Message ID | 20190212230942.GQ2135@tucnak |
---|---|
State | New |
Headers | show |
Series | Fix up norm2 simplification (PR middle-end/88074) | expand |
Hi Jakub, > Bootstrapped/regtested on x86_64-linux and i686-linux (together with > Richard's patch), ok for trunk? A couple of points: with this patch, we will have an algorithm that will evaluate NORM2 in a different way than before, possibly leading to regressions in some cases where we previously generated good results and would return +/- Inf now. Also, with this patch, we would use a very different algorithm at run-time to compile-time, potentially leading to differences far exceeding a few ulps. I am not sure I like that idea. I'll look at the literature and generate some test cases, and come back to you. From curiosity, did you chose this algorithm from literature? Regards Thomas
On Wed, Feb 13, 2019 at 07:17:53PM +0100, Thomas Koenig wrote: > > Bootstrapped/regtested on x86_64-linux and i686-linux (together with > > Richard's patch), ok for trunk? > > A couple of points: > > with this patch, we will have an algorithm that will evaluate NORM2 > in a different way than before, possibly leading to regressions > in some cases where we previously generated good results and > would return +/- Inf now. I'm not aware of such a case, do you have examples what do you have in mind? The adjustments are only done by powers of two, the only reason I'm not using just mpfr_set_exp is to deal with the case where there are extreme differences in exponents, say 1.0e-8100L*1.0e-8100L+1.0e+16382L*1.0e+16382L, where because 1.0e+16382L*1.0e+16382L would overflow the very tiny temporary result needs to be divided by a very large power of 2 and so I want to let mpfr do the rounding. > Also, with this patch, we would use a very different algorithm > at run-time to compile-time, potentially leading to differences > far exceeding a few ulps.

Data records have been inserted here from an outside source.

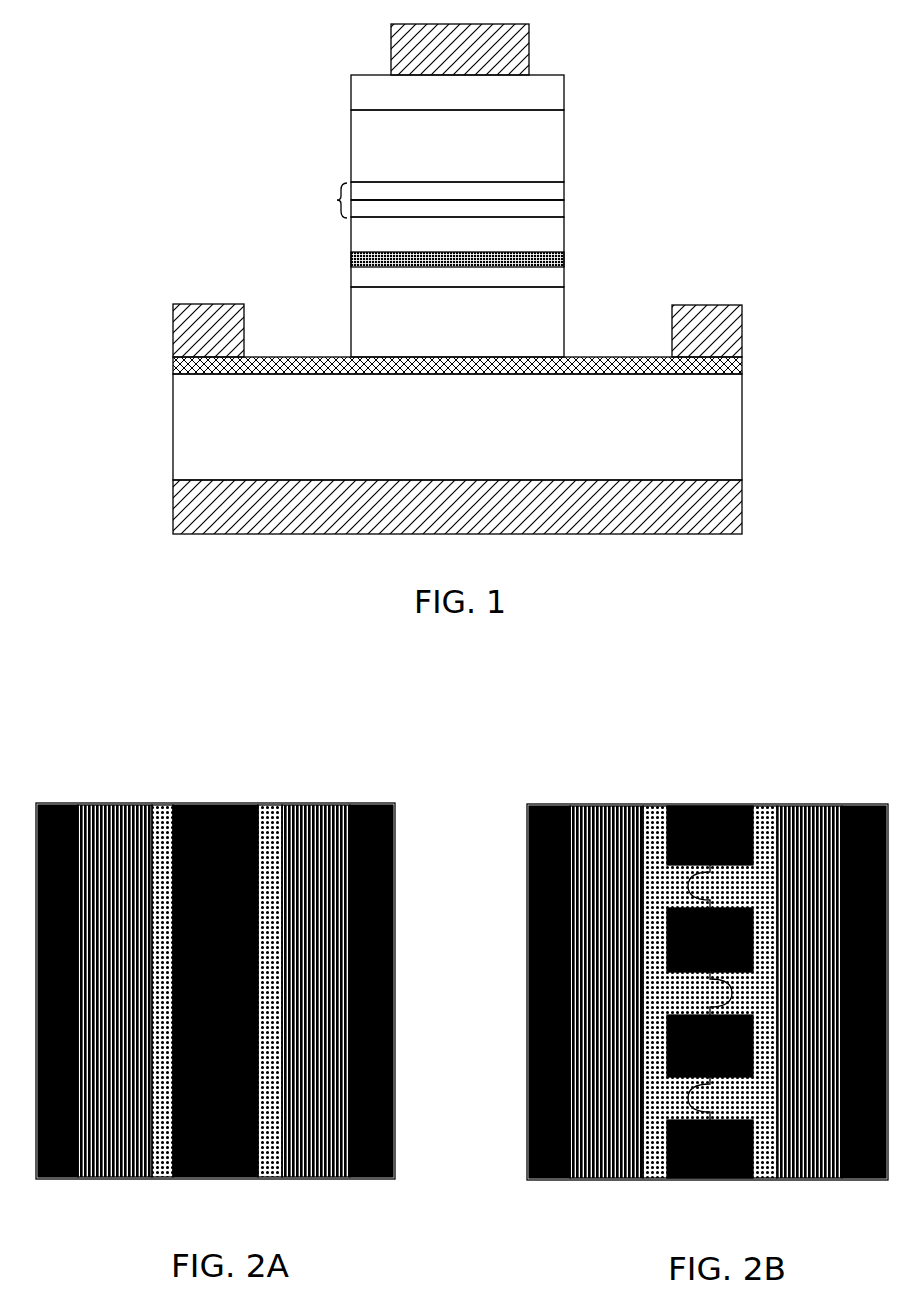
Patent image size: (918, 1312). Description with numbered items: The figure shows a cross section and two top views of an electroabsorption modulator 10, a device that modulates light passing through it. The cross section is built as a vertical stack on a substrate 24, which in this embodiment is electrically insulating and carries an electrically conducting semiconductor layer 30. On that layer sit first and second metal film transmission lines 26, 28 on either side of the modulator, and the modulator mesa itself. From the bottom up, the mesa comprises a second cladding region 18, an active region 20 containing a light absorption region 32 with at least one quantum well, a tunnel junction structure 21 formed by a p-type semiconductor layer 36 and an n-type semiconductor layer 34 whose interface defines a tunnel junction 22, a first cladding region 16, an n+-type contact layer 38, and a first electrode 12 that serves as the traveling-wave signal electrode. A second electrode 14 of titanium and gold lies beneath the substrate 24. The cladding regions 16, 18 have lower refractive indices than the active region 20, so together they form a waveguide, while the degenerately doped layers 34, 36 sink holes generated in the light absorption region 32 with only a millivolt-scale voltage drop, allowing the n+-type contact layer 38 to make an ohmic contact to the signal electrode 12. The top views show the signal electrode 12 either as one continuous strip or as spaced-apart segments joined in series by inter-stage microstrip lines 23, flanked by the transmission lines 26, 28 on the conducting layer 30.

In FIG. 1, the electroabsorption modulator 10 is at (744, 126).
In FIG. 2A, the electroabsorption modulator 10 is at (177, 759).
In FIG. 2B, the electroabsorption modulator 10 is at (674, 758).
In FIG. 1, the first electrode 12 is at (391, 49).
In FIG. 2A, the first electrode 12 is at (218, 800).
In FIG. 2B, the first electrode 12 is at (709, 803).
In FIG. 1, the second electrode 14 is at (742, 505).
In FIG. 1, the first cladding region 16 is at (351, 145).
In FIG. 1, the second cladding region 18 is at (351, 324).
In FIG. 1, the active region 20 is at (351, 253).
In FIG. 1, the tunnel junction structure 21 is at (336, 205).
In FIG. 1, the tunnel junction 22 is at (566, 200).
In FIG. 2B, the inter-stage microstrip line 23 is at (686, 890).
In FIG. 1, the substrate 24 is at (742, 418).
In FIG. 1, the first metal film transmission line 26 is at (173, 318).
In FIG. 2A, the first metal film transmission line 26 is at (60, 800).
In FIG. 2B, the first metal film transmission line 26 is at (550, 802).
In FIG. 1, the second metal film transmission line 28 is at (742, 317).
In FIG. 2A, the second metal film transmission line 28 is at (367, 800).
In FIG. 2B, the second metal film transmission line 28 is at (866, 802).
In FIG. 1, the electrically conducting semiconductor layer 30 is at (173, 365).
In FIG. 2A, the electrically conducting semiconductor layer 30 is at (316, 1181).
In FIG. 2B, the electrically conducting semiconductor layer 30 is at (600, 1182).
In FIG. 1, the light absorption region 32 is at (564, 258).
In FIG. 1, the n-type semiconductor layer 34 is at (564, 188).
In FIG. 1, the p-type semiconductor layer 36 is at (564, 210).
In FIG. 1, the n+-type contact layer 38 is at (351, 92).
In FIG. 2A, the n+-type contact layer 38 is at (277, 800).
In FIG. 2B, the n+-type contact layer 38 is at (658, 800).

I am not sure I like that idea. The runtime code is already so much different that I don't see how this holds. And it is actually much worse, exactly because it doesn't scale just by powers of two and thus every scaling has a rounding error. > I'll look at the literature and generate some test cases, and > come back to you. > > From curiosity, did you chose this algorithm from literature? No. But, first of all, the patch should change nothing at all unless either at least one extremely large number (whose **2 is not representable in the kind or close to that) appears, or the array is so huge that the result is attacking the maximum. And, for the cases where it does change something, unless the differences in exponents between numbers are extreme, there should be again no rounding difference, the exponent of the numbers will simply change and nothing else. Jakub
On Wed, Feb 13, 2019 at 07:30:53PM +0100, Jakub Jelinek wrote: > On Wed, Feb 13, 2019 at 07:17:53PM +0100, Thomas Koenig wrote: > > > Bootstrapped/regtested on x86_64-linux and i686-linux (together with > > > Richard's patch), ok for trunk? > > > > A couple of points: > > > > with this patch, we will have an algorithm that will evaluate NORM2 > > in a different way than before, possibly leading to regressions > > in some cases where we previously generated good results and > > would return +/- Inf now. > > I'm not aware of such a case, do you have examples what do you have in mind? > The adjustments are only done by powers of two, the only reason I'm not > using just mpfr_set_exp is to deal with the case where there are extreme > differences in exponents, say 1.0e-8100L*1.0e-8100L+1.0e+16382L*1.0e+16382L, > where because 1.0e+16382L*1.0e+16382L would overflow the very tiny temporary > result needs to be divided by a very large power of 2 and so I want to let > mpfr do the rounding. > > > Also, with this patch, we would use a very different algorithm > > at run-time to compile-time, potentially leading to differences > > far exceeding a few ulps. I am not sure I like that idea. > > The runtime code is already so much different that I don't see how this > holds. And it is actually much worse, exactly because it doesn't scale just > by powers of two and thus every scaling has a rounding error. > > > I'll look at the literature and generate some test cases, and > > come back to you. > > > > From curiosity, did you chose this algorithm from literature? > > No. But, first of all, the patch should change nothing at all unless > either at least one extremely large number (whose **2 is not representable > in the kind or close to that) appears, or the array is so huge that the > result is attacking the maximum. And, for the cases where it does change > something, unless the differences in exponents between numbers are extreme, > there should be again no rounding difference, the exponent of the numbers > will simply change and nothing else. > I think we can agree that gfortran's norm2 needs some work. To get Richard's emin/emax patch into the tree so adequate testing can be done prior to the 9.1 release, I'll suggest that we XFAIL norm2_3.f90 while we work out the details for norm2. Yesteraday, I looked at Jakub's patch, and thought the approach was fine. I haven't had time to look at the library side. Perhaps, we can adopt Jakub's approach for the library as well.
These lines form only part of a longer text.